Hoy comprendemos qué es ser una persona PAS (persona altamente sensible) y recurrimos a diagnósticos tardíos. Tras los autodiagnósticos en edad adulta de TDA/H y autismo se encuentran miles de niños que soñaban con poder ser ellos mismos sin perderse.

 

La familia es el reflejo a través del espejo retrovisor que cuenta todos los desentendimientos, las risas, la comodidad y el placer de estar. Para mí es poder dormir con la boca abierta apoyada en mis hermanos en el asiento trasero y tener la certeza de que nada que pudiera pasar haría que me arrepintiera de estar en ese lugar. Pero muchas veces la familia también es un arma. Una cadena de imposiciones, obligaciones y lamentaciones.

 

Tal vez fuera el vino, la fiebre subiendo poco a poco por mi nuca o el miedo incesante a perder el tren.
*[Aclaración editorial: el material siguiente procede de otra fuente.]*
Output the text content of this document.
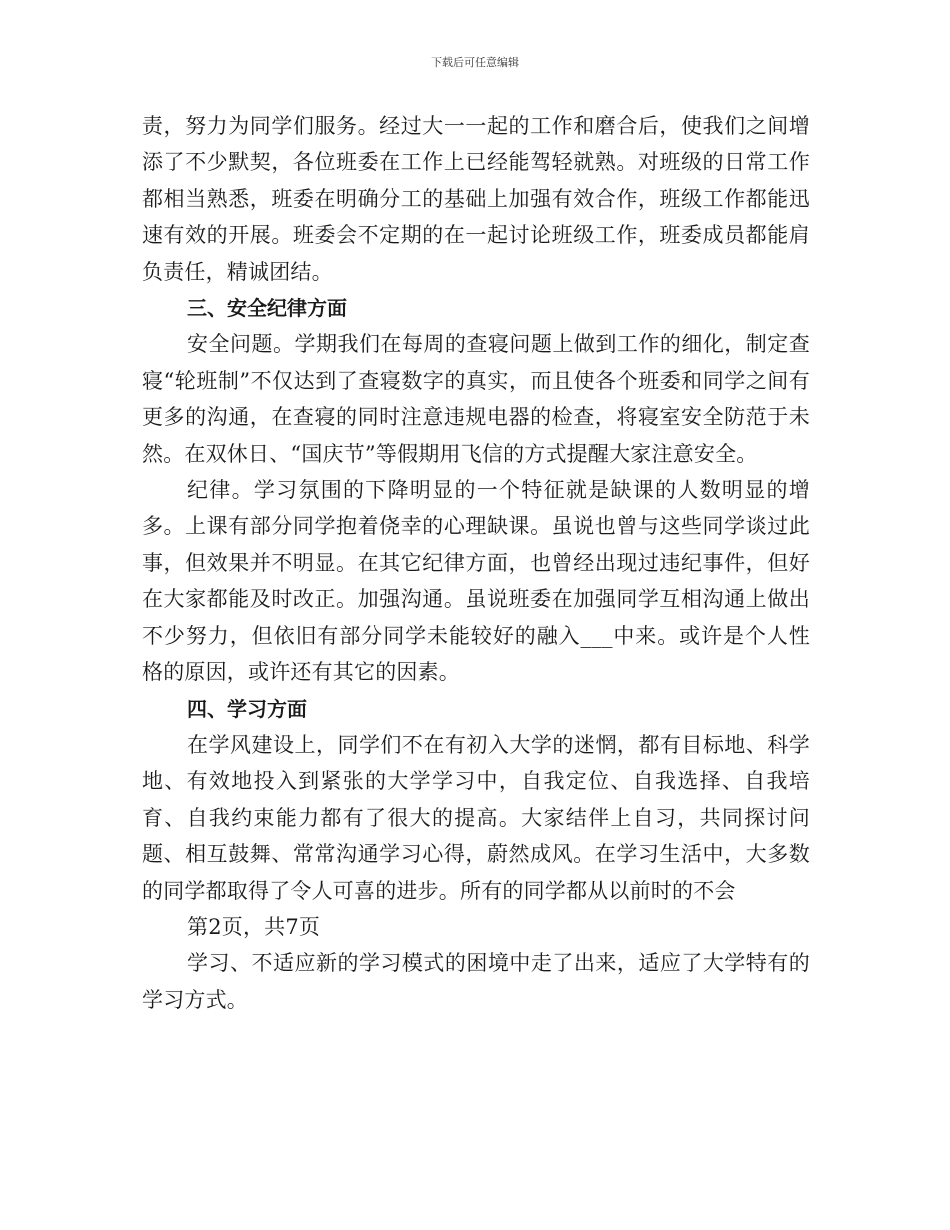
下载后可任意编辑

责，努力为同学们服务。经过大一一起的工作和磨合后，使我们之间增添了不少默契，各位班委在工作上已经能驾轻就熟。对班级的日常工作都相当熟悉，班委在明确分工的基础上加强有效合作，班级工作都能迅速有效的开展。班委会不定期的在一起讨论班级工作，班委成员都能肩负责任，精诚团结。

三、安全纪律方面

安全问题。学期我们在每周的查寝问题上做到工作的细化，制定查寝“轮班制”不仅达到了查寝数字的真实，而且使各个班委和同学之间有更多的沟通，在查寝的同时注意违规电器的检查，将寝室安全防范于未然。在双休日、“国庆节”等假期用飞信的方式提醒大家注意安全。

纪律。学习氛围的下降明显的一个特征就是缺课的人数明显的增多。上课有部分同学抱着侥幸的心理缺课。虽说也曾与这些同学谈过此事，但效果并不明显。在其它纪律方面，也曾经出现过违纪事件，但好在大家都能及时改正。加强沟通。虽说班委在加强同学互相沟通上做出不少努力，但依旧有部分同学未能较好的融入___中来。或许是个人性格的原因，或许还有其它的因素。

四、学习方面

在学风建设上，同学们不在有初入大学的迷惘，都有目标地、科学地、有效地投入到紧张的大学学习中，自我定位、自我选择、自我培育、自我约束能力都有了很大的提高。大家结伴上自习，共同探讨问题、相互鼓舞、常常沟通学习心得，蔚然成风。在学习生活中，大多数的同学都取得了令人可喜的进步。所有的同学都从以前时的不会

第2页，共7页

学习、不适应新的学习模式的困境中走了出来，适应了大学特有的学习方式。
Tal vez el miedo al qué dirán, a parecer estúpida o a no alcanzar el nivel. En realidad fue un silencio inintencionado que apabullaba el ruido de mi cabeza. Escritoras. Me invitaron a una mesa de escritoras, a mí, que escribo tumbada en mi cama, encorvada en la esquina de un evento o en el suelo de un desfile. A mí, que llevo siendo escritora toda mi vida sin haber escrito nunca un párrafo.

 

Elevadas en una mesa que perfectamente podría haber sido una reinterpretación de La Última Cena, Espido Freire presidió un encuentro entre cata y club del libro que organizó Staying Valencia. Elbar sirvió vino blanco dulce acompañado de un texto de María Zaragoza que abrió paso a un mar de dudas, así empezó la narración de la reconocida escritora.


Fuente: Staying Valencia | Alfonso Calza


Esto es lo que sé ha de leerse sin expectativas. Como la copa. Sin saber las connotaciones que aguardan, al igual que Caperucita fue esperando a la abuelita y dio con el lobo. Un aprendizaje que los niños y las niñas tendrían que aprender: el lobo puede estar dentro de casa. Y que, en algunos casos, ellos también pueden convertirse en él. Freire siguió narrando y el vino corrió por la mesa.

 

Esa es la magia del vino, teje el hilo que une a las personas a base de subtonos que construyen historias entre si. Espido Freire dio en el clavo al afirmar que el vino y los poetas están inexorablemente unidos, y no por su incidencia en el alcoholismo. Por el sabor amargo del final. La poesía la lees como si la hubieras escrito. Es un golpe mortal a la nostalgia. La uva habla de las tierras de donde procede, de las manos que la trabajan. Del pasar del tiempo y el cambio de las estaciones.

 

Imagino que cuanto más sabes de enología más te decantas por el tinto y menos por el blanco. O eso dicen. Los 'cabeza de familia' tradicionalmente (o eso dicen mi yayo y las películas) se sirven su copa de vino tinto reglamentaria, mientras los jóvenes adultos beben alguna 'copita' de vino blanco. Tal vez tenga que ver con el edadismo o el clasismo, pero el tinto tiene ese color pasión que llena en boca y debes saborear despacio. Como aprendes a hacer con la vida y lo que te viene. El tinto presenta ese aroma a hogar que puedes encontrar en ciertos restaurantes de personas que echan de menos su tierra. Un coreano en Irlanda, un italiano en Francia o un argentino en España.

 

Falso Carpaccio, en Bataraza


En la otra punta de Valencia sirven un vino argentino que se llama Torrontés. Un desengaño para el paladar inexperto que lo cata. ¿Amargo o afrutado? Es una variedad de uva rebelde. Flores y frutas invaden el olfato y el gusto, hasta que pronto se traducen en un final seco. Lo mejor de los dos mundos y un trago con sabor a hogar. Así es Bataraza, un trozo de Argentina en plena Valencia. Una familia que eleva el bodegón. Trae platos procedentes de Argentina que a su vez fueron, y serán, del mundo. Hay bocados que engañan. Pero una milanesa nunca te va a llevar al desencanto, por mucho que el sabor de su interior te sorprenda.

 

Así son las lecturas de Espido Freire y las palabras mojadas en vino que dedicó aquella tarde de abril. Un blanco más amargo fue el siguiente, con el impacto del lobo que se esconde bajo la piel de la abuelita, o la madre en el caso de las lecturas escogidas. Vino tinto, cruce de miradas con otra historia sobre la familia. Solo cada persona puede entender la amargura o dulzura de la botella que esconde en la última repisa de la cocina.